DOĞU AKDENİZ’İN STRATEJİK ÖNEMİ – 15 KASIM 2018

Doğu Akdeniz Coğrafi, siyasi, ekonomik ve askeri özellikleri dolayısıyla tarih boyunca dünyanın stratejik açıdan en önemli bölgelerinden biri olmuştur.

Bu bölge Orta Doğu petrolünü Batı Avrupa’ya ulaştırılmasında, çok önemli bir rol oynamış, deniz ulaşımında Hint Okyanusunu Atlantik’e birleştirmiş, Karadeniz’in bir yandan Atlantik Okyanusuna, bir yandan Hint okyanusuna birleştirilmesinde en önemli geçiş yolu olmuş, Batı ülkelerinin Ortadoğu pazarlarına bağlanmasında da büyük önem taşıyan bir bölge olmuştur. Bir anlamda bu bölge Avrupa’yı Asya’ya ve Afrika’ya bağlayan bir alan olmuştur.

Bütün bu özellikleri Akdeniz’i, özellikle Doğu Akdeniz’i her dönemin büyük devletlerinin stratejik menfaatlerinin çakıştığı bir alan haline getirmiştir.

Tarihi açıdan bakıldığında bu bölge uzun yıllar eski Mısır’ın egemenlik alanına girmiş, daha sonra Finikelilerin eline geçmiş, daha sonra Persler ve Atinalılar ve Romalılar bölgeye hakim olmuştur.

Daha yakın tarihlerde Akdeniz’in doğusunda ve Güneyine Müslümanlar, Batısında Hıristiyanlar etkili olmuşlardır.

16. yüzyıldan itibaren uzun süre Osmanlı İmparatorluğu Akdeniz’de üstünlüğü ele geçirmiştir.

19. yüzyıldan 2. Dünya savaşına kadar Akdeniz dönemin büyük devletleri olan Fransızlar ve İngilizler arasında nüfuz mücadelelerine sahne olmuştur. Akdeniz’in orta bölümünde zaman zaman İtalyanlar etkili olmuştur.

II. Dünya savaşından sonra Akdeniz dünyanın iki süper gücü Amerika ve Rusya’nın stratejik menfaatlerinin çatıştığı bir bölge haline gelmiştir.

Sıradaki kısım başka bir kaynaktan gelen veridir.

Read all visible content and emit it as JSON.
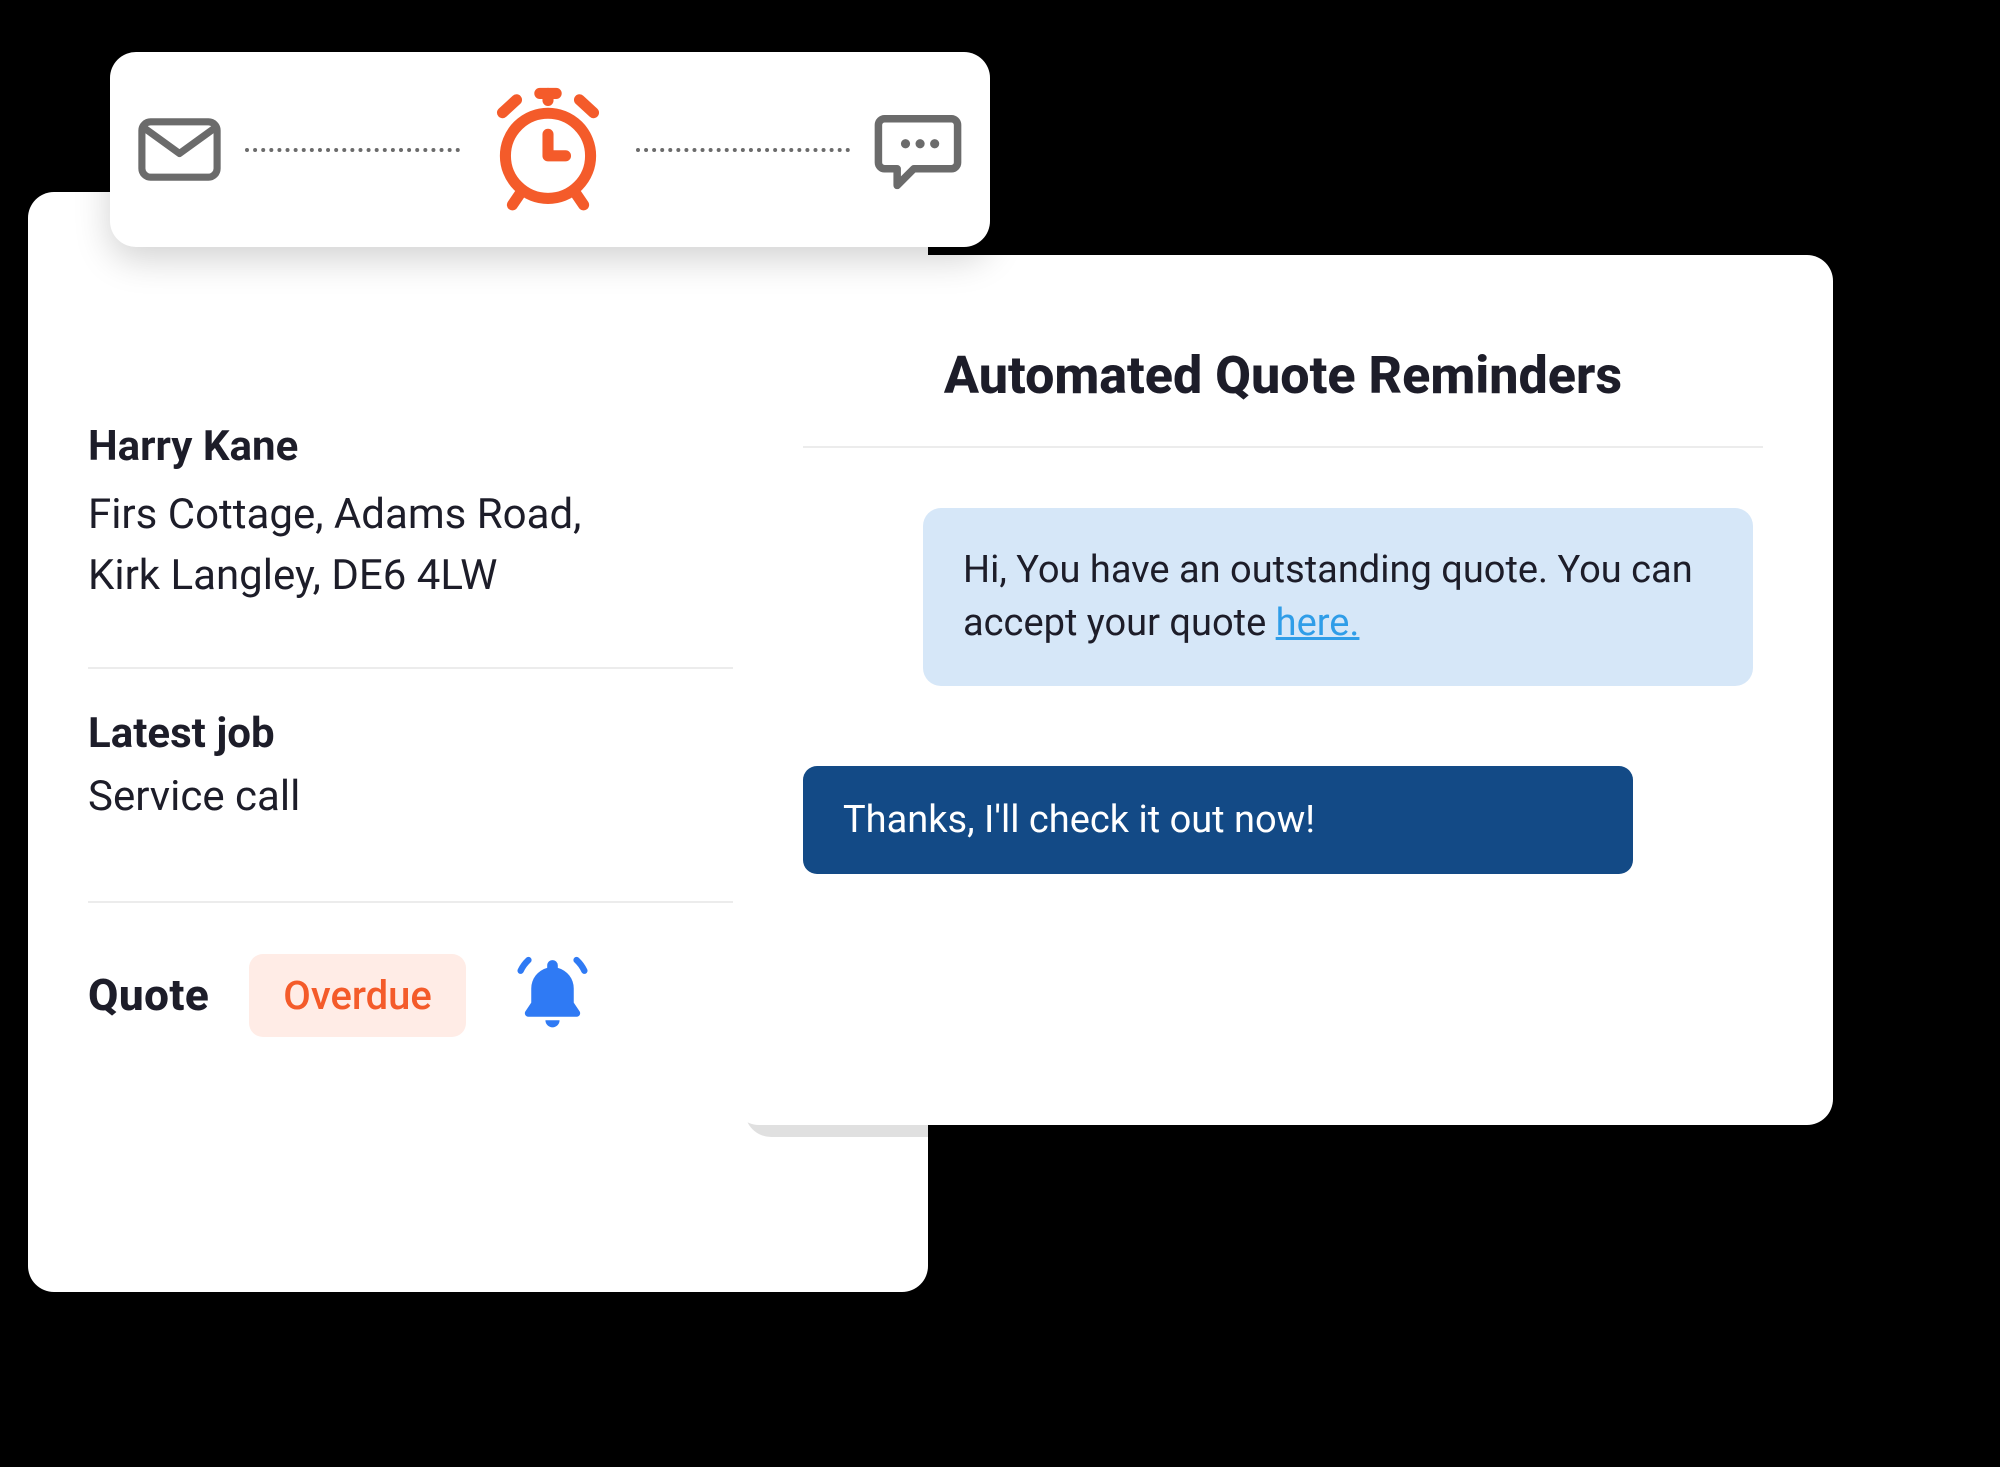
{
  "customer": {
    "name": "Harry Kane",
    "addr1": "Firs Cottage, Adams Road,",
    "addr2": "Kirk Langley, DE6 4LW",
    "latest_job_label": "Latest job",
    "latest_job_value": "Service call",
    "quote_label": "Quote",
    "quote_status": "Overdue"
  },
  "reminders": {
    "title": "Automated Quote Reminders",
    "system_msg_pre": "Hi, You have an outstanding quote. You can accept your quote ",
    "system_msg_link": "here.",
    "user_reply": "Thanks, I'll check it out now!"
  },
  "flow": {
    "step1_icon": "mail",
    "step2_icon": "alarm-clock",
    "step3_icon": "chat"
  }
}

Akdeniz’in Batı ucu ile Doğu ucu arasındaki mesafe 3.860 kilometre, Kuzeyiyle Güneyi arasındaki en uzun mesafe 1.800 kilometredir.

Akdeniz’e egemen olmak için denizlerde hâkimiyet sağlamak önemlidir ama yeterli değildir. Akdeniz’in kıyılarına ve Akdeniz’deki belli başlı adalara da hâkim olmak lazımdır. Ancak bu yolla egemenliğin sağlanması açısından büyük önem taşıyan deniz üsleri kurulabilmiştir. Bu açıdan Malta, Sicilya ve Tunus önemli bir konumdadır. Buralardaki üsler bölgedeki deniz trafiğinin kontrol edilmesinde önemli rol oynamaktadır.

Akdeniz’de stratejik açıdan en önemli adalar Kıbrıs, Girit, 12 Ada ve Korfu’dur. Bunların hepsi Akdeniz’in Doğusunda yer almaktadır. Bölgenin ortasındaki Sicilya ve Malta ile Batısındaki Korsika ve Sardunya’nın stratejik önemi büyüktür.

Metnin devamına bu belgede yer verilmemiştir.